Singapore is one jurisdiction that is making headway here, having introduced extended timelines for climate reporting requirements earlier this year. Tina Thomas, head of ESG and sustainability at Baker Tilly Singapore, said: ‘After years of reporting, companies, especially listed, don’t want to lose their momentum on sustainability reporting, even with the extended deadline. They increasingly recognise that establishing strong reporting frameworks is crucial.’
Business value
A climate and sustainability partner at one Big Four firm emphasised the importance of measuring returns on sustainability investments. She explained: ‘It provides a clear way to visualise how much companies are investing and how those efforts translate into outcomes.’
Thomas said that some companies are starting to see how strong environmental performance can create business value. In Malaysia, for example, companies are embracing sustainability reporting to maintain their competitive edge as global suppliers.
‘Having a green asset definitely protects us from valuation disruption’
A finance VP from the hospitality sector shared his own company’s experience that green and sustainable assets could help protect the business from losing value. A study by his company into the potential impact of sustainability initiatives on some of its properties showed real cost savings from adopting sustainable practices for the majority.

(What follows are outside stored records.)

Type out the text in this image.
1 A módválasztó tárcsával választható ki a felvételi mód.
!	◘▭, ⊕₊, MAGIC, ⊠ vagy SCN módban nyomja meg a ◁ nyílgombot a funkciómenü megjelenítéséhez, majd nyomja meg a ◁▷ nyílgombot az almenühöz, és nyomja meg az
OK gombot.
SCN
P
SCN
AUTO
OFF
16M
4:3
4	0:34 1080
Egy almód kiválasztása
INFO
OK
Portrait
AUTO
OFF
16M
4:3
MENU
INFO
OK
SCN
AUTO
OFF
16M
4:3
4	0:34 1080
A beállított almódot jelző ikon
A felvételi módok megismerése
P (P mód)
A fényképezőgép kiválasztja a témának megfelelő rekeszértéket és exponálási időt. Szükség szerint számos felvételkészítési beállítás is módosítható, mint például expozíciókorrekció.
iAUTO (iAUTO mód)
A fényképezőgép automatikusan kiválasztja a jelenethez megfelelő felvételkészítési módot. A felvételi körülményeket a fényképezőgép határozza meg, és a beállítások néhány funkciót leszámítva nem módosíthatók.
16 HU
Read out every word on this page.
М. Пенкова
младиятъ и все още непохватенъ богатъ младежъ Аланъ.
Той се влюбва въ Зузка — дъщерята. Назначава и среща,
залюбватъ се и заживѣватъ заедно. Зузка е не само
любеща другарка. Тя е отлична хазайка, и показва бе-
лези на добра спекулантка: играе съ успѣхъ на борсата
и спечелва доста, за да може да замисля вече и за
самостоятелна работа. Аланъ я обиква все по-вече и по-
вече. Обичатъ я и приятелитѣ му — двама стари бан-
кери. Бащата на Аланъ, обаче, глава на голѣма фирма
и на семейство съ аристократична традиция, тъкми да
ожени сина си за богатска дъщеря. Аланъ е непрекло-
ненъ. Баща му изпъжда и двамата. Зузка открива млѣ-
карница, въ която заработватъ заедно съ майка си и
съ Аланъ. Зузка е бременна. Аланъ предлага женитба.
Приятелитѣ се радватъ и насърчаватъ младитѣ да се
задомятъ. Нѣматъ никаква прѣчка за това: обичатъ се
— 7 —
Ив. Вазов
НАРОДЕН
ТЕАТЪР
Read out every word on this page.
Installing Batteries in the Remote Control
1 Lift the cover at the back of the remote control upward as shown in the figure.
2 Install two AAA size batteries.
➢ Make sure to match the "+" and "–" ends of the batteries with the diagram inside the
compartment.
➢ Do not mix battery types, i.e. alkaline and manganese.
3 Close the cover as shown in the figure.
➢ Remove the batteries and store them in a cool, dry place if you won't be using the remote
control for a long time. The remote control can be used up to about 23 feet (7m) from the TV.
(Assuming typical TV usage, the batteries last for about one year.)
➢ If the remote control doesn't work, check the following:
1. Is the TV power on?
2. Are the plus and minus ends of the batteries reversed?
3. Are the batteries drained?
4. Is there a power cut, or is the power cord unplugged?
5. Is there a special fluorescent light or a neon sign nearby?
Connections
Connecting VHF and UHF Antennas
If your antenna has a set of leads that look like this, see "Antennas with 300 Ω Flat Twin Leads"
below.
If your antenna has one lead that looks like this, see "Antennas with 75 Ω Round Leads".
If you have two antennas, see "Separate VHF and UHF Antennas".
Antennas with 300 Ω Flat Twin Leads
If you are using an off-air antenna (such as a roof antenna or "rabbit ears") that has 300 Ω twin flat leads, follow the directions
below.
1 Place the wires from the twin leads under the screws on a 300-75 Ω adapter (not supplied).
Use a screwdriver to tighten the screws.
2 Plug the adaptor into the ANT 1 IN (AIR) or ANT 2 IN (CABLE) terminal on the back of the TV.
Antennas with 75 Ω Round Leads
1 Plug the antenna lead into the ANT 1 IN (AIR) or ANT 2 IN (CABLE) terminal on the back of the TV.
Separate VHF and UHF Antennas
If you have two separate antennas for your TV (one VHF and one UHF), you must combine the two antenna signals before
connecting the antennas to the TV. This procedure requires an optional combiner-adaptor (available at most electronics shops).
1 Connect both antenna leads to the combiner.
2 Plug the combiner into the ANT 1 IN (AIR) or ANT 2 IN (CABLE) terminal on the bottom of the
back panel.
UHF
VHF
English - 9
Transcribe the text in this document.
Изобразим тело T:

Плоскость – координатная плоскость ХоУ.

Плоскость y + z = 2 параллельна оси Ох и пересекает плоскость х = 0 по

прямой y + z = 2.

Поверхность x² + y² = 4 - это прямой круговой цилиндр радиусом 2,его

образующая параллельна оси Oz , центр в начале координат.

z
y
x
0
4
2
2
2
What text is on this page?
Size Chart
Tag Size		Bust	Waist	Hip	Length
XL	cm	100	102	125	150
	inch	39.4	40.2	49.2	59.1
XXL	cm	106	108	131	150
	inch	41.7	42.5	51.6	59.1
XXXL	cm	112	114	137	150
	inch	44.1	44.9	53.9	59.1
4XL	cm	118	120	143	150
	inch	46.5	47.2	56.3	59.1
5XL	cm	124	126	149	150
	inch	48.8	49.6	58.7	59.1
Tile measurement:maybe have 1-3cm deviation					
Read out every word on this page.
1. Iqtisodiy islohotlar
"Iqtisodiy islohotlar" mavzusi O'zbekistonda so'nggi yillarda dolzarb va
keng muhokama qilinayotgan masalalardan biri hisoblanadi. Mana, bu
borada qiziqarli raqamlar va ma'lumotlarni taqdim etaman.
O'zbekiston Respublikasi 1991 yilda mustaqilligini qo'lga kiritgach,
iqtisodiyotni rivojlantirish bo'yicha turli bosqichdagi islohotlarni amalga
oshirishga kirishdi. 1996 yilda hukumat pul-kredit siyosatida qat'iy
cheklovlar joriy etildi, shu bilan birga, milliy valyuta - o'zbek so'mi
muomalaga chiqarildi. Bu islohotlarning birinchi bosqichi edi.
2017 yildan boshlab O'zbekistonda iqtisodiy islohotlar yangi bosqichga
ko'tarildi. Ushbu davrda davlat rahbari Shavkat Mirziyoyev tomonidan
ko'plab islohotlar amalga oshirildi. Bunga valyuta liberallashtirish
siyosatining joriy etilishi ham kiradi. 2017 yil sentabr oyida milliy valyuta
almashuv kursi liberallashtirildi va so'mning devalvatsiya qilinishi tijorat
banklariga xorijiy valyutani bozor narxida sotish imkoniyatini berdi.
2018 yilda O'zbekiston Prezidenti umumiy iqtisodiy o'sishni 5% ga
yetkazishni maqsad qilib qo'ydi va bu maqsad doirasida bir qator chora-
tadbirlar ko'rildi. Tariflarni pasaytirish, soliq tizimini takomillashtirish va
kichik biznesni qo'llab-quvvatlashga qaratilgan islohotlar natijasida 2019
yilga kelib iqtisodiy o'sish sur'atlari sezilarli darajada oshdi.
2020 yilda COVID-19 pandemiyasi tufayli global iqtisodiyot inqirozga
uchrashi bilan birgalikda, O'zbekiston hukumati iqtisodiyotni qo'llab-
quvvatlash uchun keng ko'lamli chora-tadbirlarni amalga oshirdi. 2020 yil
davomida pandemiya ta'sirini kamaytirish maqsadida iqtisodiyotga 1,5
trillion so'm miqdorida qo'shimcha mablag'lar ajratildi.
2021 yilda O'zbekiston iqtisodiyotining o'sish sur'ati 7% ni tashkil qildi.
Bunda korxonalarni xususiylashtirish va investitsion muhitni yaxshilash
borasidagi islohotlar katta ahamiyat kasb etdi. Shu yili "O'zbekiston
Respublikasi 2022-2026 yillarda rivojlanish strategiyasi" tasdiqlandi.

‘Regardless of the change in the returns, having a green asset definitely protects us from disruption of the property valuation,’ the VP said, adding that effective sustainability initiatives need to work both bottom up and top down. ‘That’s how we organise,’ he said.
The vision
Companies need to establish their own guiding vision for sustainability and ensure everyone in the organisation understands what it means at every workstream, according to Hong Tin Wei, director of ESG at Grant Thornton Singapore. ‘With that, you can influence your ecosystem and value chain.’
Perhaps most importantly, employees need to truly understand the company’s sustainability goals. ‘The key success factor is spending genuine time asking what ESG means for [your] company and how those sustainability goals bring you to that vision,’ Hong said. ‘I don’t think that question is being asked enough.’
At a disadvantage
Hurrydoss pointed out that the stringent requirements for data governance and assurance can put small and medium-sized businesses (SMEs) at a disadvantage in gathering data for sustainability reporting. ‘There’s a tendency for larger companies that have to report on sustainability to narrow their vendor base to those who can provide such reliable data,’ he said.
However, SMEs frequently lack access to assurance or rating systems, making it harder for them to partner with companies that require strong sustainability credentials. ‘There’s a growing reliance on external assurance or quality assurance rating agencies,’ Hurrydoss said.
Hong pointed out that SMEs do not receive enough support on how to start out on their sustainability journey, even though they are key to the green transition.
‘We advise our clients to right-size into their ambition’
According to the ACCA report, 29% of SMEs and 30% of small and medium-sized accountancy firms globally said they were not ready to collect and use sustainability information. ‘They come to us not knowing where to start,’ Hong said. ‘What we usually recommend to people are solutions that are right-sized and prioritised for their purpose.’
Ultimately, SMEs need affordable sustainability solutions they can gradually adopt and scale, Hong added. ‘That’s how we advise our clients – to right-size into their ambition at the moment about what they want to do.’
Hong also pointed out that data tools for SME sustainability reporting are still relatively new, and vendors are grappling with complexity, both in operation and integration. ‘There’s room for consolidation, or at least some level of interoperability between these systems,’ he said.